Von Geburt war Auguste Viktoria Prinzessin, doch der Name ihrer Familie trug einen Makel. Das Haus Schleswig-Holstein-Sonderburg-Augustenburg hatte im Deutsch-Dänischen Krieg 1864 und im Österreich-Deutschen Krieg 1866 die herzoglichen Rechte in Schleswig-Holstein verloren. Dieser Machtverlust wurde für die Prinzessin zum Problem, als der preußische Thronfolger Wilhelm und spätere Kaiser Wilhelm II. die 19-Jährige kennenlernte und sich sogleich in sie verliebte.

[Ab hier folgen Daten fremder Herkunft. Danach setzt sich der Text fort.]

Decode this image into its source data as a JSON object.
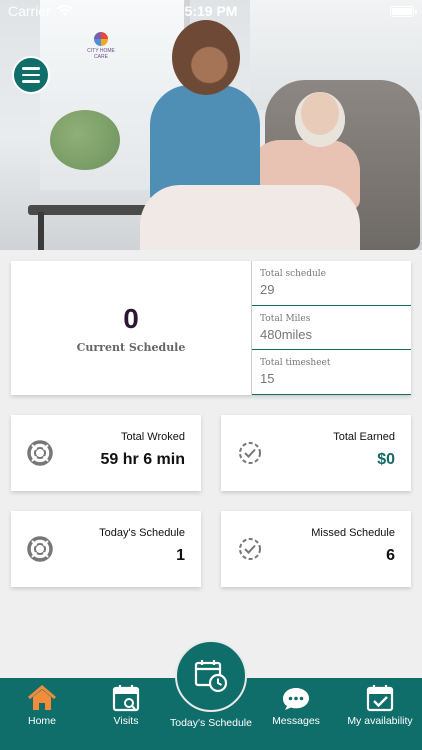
{
  "status_bar": {
    "carrier": "Carrier",
    "time": "5:19 PM"
  },
  "hero": {
    "logo_text": "CITY HOME CARE"
  },
  "summary": {
    "current_schedule_count": "0",
    "current_schedule_label": "Current Schedule",
    "stats": [
      {
        "label": "Total schedule",
        "value": "29"
      },
      {
        "label": "Total Miles",
        "value": "480miles"
      },
      {
        "label": "Total timesheet",
        "value": "15"
      }
    ]
  },
  "tiles": {
    "total_worked": {
      "label": "Total Wroked",
      "value": "59 hr 6 min"
    },
    "total_earned": {
      "label": "Total Earned",
      "value": "$0"
    },
    "todays_schedule": {
      "label": "Today's Schedule",
      "value": "1"
    },
    "missed_schedule": {
      "label": "Missed Schedule",
      "value": "6"
    }
  },
  "bottom_nav": {
    "home": "Home",
    "visits": "Visits",
    "todays_schedule": "Today's Schedule",
    "messages": "Messages",
    "availability": "My availability"
  },
  "colors": {
    "primary": "#0f6e6a",
    "home_icon": "#f28c3a",
    "earned": "#136b64"
  }
}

Sein Großvater Wilhelm I. lehnte die Verbindung ab, er erhoffte sich eine bessere Partie für seinen Enkel. Doch der Prinz blieb hartnäckig, und nach eineinhalb Jahren stimmte der Kaiser der Verbindung schließlich doch zu. Am 14. Februar 1880 konnte Prinz Wilhelm im privaten Kreis seine Verlobung mit Auguste Viktoria bekanntgeben. In einem Brief an seine Mutter nannte er die Prinzessin seinen «Engel».

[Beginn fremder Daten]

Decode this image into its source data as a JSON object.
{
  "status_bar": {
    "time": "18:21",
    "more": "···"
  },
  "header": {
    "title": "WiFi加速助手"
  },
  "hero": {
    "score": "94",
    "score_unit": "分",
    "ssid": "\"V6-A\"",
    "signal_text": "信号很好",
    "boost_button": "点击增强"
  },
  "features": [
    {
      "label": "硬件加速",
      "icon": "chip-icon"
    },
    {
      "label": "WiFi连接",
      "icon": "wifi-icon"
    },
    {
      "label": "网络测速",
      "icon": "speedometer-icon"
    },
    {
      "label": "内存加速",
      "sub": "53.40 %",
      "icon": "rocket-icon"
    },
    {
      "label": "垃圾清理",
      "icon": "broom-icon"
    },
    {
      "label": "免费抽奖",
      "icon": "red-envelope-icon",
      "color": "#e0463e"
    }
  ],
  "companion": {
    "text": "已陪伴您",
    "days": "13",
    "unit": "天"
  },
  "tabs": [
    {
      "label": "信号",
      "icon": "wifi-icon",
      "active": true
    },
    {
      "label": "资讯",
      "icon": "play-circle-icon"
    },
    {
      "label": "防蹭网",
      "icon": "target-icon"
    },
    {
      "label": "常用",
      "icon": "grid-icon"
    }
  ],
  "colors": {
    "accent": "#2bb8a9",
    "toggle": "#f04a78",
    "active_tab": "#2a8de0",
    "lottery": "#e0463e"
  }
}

Die offizielle Verlobung fand allerdings erst Monate später statt. Die Potsdamer Hofgesellschaft fand keine Sympathie für die Verbindung, die sie als «schlechteste Partie» für den Prinzen erachtete. Auguste Viktoria war zurückhaltend und verlegen, im Gespräch fehlte es ihr an Leichtigkeit. Überdies hatte sie ein schlechtes Personengedächtnis. Dies qualifizierte sie nicht sonderlich als künftige Königin von Preußen und deutsche Kaiserin. Doch innerhalb der kaiserlichen Familie wandelte sich das Bild über Auguste Viktoria zunehmend ins Positive. Am 27. Februar 1881 fand in Berlin die Hochzeit statt. Sieben Jahre darauf war sie Kaiserin. Ihre Ehe entwickelte sich zu einem Vorbild in Deutschland; aus ihr gingen insgesamt sieben Kinder hervor.
Im Schatten ihrer Vorgängerinnen
Auguste Viktoria blieb bescheiden, sie hielt sich nicht für «interessant» und strebte nicht danach, sich mit ihren Vorgängerinnen Kaiserin Augusta und Kaiserin Viktoria zu vergleichen. In den ersten Jahren am Hof stand sie wenig im Rampenlicht und blieb weitgehend unbemerkt. Sie schien wenig an Politik interessiert zu sein, was für viele auch wünschenswert und normal erschien. Zumindest wertete man ihre «Stille» positiver ein als das «Unheil», das Augusta und Viktoria gestiftet hatten.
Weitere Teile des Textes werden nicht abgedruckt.